"Zabawna zbieżność". Pochanke ujawnia powód odejścia z TVN24
Ponad rok temu media obiegła informacja, że po 19 latach współpracy z TVN24 Justyna Pochanke postanowiła opuścić redakcję stacji.
"Nie planowałam tego, ale takie nieplanowane decyzje są najuczciwsze. A to jest moja decyzja. Chciałam się z Wami pożegnać" – napisała w pożegnalnym mailu dziennikarka.
Media zaczęły spekulować, że odejście dziennikarki miało związek z wygraną Andrzeja Dudy w wyborach prezydenckich. Teraz, w rozmowie z "Newsweekiem", Pochanke stwierdziła, że jej decyzja nie miała nic wspólnego z polityką, a zbieżność z elekcją prezydenta Dudy określiła jako "zabawną".
Powody osobiste
Dziennikarka stwierdziła, że powodem jej nagłego zniknięcia z TVN24 były powody osobiste.
– Miałam świadomość, że z takiej sceny można spaść, ale zejść? Ja to jednak naprawdę zrobiłam na własną, gorącą prośbę. Kropelki zbierały się we mnie od dawna. Wszystkie były natury osobistej. Odeszłam bez wojny i histerii.

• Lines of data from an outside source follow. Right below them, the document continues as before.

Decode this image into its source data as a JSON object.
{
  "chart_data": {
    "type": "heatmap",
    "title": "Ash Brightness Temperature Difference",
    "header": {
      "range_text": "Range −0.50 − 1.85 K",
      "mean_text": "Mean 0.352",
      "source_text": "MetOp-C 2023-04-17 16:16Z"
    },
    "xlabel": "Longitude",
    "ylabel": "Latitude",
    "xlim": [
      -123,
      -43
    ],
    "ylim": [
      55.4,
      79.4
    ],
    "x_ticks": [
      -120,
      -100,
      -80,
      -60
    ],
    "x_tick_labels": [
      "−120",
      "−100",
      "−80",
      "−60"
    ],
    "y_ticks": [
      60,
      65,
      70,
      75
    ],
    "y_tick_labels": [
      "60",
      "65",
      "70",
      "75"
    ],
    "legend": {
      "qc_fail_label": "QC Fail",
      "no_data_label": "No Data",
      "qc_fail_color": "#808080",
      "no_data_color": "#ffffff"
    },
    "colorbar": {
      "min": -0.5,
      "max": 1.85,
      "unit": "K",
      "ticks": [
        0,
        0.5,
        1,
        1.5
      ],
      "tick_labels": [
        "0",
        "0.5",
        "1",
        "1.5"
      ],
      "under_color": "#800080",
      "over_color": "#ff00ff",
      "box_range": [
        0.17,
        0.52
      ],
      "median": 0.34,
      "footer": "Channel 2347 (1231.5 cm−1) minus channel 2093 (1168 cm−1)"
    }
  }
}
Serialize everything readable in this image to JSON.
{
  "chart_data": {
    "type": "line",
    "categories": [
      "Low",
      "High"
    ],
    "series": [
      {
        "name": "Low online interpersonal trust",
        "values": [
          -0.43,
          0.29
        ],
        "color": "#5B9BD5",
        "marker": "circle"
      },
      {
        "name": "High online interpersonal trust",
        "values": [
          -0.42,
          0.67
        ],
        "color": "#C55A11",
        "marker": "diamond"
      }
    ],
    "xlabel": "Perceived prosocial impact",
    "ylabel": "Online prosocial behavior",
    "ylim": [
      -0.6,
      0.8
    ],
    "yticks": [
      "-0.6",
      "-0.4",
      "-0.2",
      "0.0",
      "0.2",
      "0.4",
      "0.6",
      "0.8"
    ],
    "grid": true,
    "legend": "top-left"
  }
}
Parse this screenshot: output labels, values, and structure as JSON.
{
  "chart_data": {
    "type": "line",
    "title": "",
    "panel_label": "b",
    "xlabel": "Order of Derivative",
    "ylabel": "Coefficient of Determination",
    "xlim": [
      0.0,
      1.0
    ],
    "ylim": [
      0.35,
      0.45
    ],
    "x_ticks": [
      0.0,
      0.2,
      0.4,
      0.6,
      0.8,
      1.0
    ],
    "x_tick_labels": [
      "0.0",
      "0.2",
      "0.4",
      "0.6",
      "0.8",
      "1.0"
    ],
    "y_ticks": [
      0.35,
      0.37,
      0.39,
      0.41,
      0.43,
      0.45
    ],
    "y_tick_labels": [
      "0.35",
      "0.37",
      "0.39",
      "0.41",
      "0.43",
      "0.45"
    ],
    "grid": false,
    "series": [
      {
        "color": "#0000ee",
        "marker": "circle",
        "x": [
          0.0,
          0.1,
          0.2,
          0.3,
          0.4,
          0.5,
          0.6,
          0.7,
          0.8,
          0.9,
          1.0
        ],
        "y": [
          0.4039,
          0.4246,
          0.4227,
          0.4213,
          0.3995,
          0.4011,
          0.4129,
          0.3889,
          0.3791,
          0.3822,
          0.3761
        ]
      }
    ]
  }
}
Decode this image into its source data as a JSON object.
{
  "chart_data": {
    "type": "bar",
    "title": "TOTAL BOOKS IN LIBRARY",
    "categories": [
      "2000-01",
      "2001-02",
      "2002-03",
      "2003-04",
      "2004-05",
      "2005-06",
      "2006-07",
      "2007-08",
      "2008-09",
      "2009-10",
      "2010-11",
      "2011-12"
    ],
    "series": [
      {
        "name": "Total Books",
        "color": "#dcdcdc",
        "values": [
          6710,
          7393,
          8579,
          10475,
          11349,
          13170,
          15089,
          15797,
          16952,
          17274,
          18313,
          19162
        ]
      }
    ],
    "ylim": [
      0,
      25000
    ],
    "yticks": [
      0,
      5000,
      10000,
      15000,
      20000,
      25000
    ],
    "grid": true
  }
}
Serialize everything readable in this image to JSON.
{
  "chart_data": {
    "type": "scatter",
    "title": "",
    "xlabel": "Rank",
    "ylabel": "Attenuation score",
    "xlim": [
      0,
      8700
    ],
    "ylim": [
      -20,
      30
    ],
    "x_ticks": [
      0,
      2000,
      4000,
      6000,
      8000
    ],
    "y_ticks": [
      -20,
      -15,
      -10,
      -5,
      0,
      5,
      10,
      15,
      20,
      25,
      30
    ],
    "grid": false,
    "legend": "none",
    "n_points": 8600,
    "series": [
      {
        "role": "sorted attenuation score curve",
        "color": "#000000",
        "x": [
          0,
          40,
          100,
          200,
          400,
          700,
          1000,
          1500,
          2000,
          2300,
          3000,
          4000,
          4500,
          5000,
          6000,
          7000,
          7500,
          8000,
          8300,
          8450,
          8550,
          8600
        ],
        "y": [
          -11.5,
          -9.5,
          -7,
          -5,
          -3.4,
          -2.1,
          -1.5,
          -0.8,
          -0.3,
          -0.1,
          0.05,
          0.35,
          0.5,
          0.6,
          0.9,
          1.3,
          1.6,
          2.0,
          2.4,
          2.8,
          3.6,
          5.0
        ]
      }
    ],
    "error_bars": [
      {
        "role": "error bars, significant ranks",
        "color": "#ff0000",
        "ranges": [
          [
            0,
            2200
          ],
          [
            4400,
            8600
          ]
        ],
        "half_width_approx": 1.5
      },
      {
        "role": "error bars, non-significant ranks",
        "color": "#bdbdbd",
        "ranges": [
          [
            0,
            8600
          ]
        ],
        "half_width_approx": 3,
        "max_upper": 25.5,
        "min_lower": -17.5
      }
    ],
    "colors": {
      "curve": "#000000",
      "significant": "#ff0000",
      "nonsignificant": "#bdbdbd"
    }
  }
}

Czasem tak można i czasem tak trzeba – stwierdziła.
Pochanke skrytykowała również Prawo i Sprawiedliwość. Jej zdaniem władza boi się każdej niezależnej opinii. Stąd też, jej zdaniem, uchwalona niedawno nowelizacja ustawy medialnej, określanej przez opozycję i część środowiska dziennikarskiego mianem "lex TVN".
– Ta władza nie jest ślepa ani głucha i doskonale zdaje sobie sprawę, że jej czar prysł. Nie mówię, że skończyło się PiS, ale każda krytyka jest dziś dla niego groźna – powiedziała.
Dziennikarka zdementowała także doniesienia o tym, jakoby przeprowadziła się do Hiszpanii.
– Nikt mnie z mojego kraju nie wygoni – powiedziała.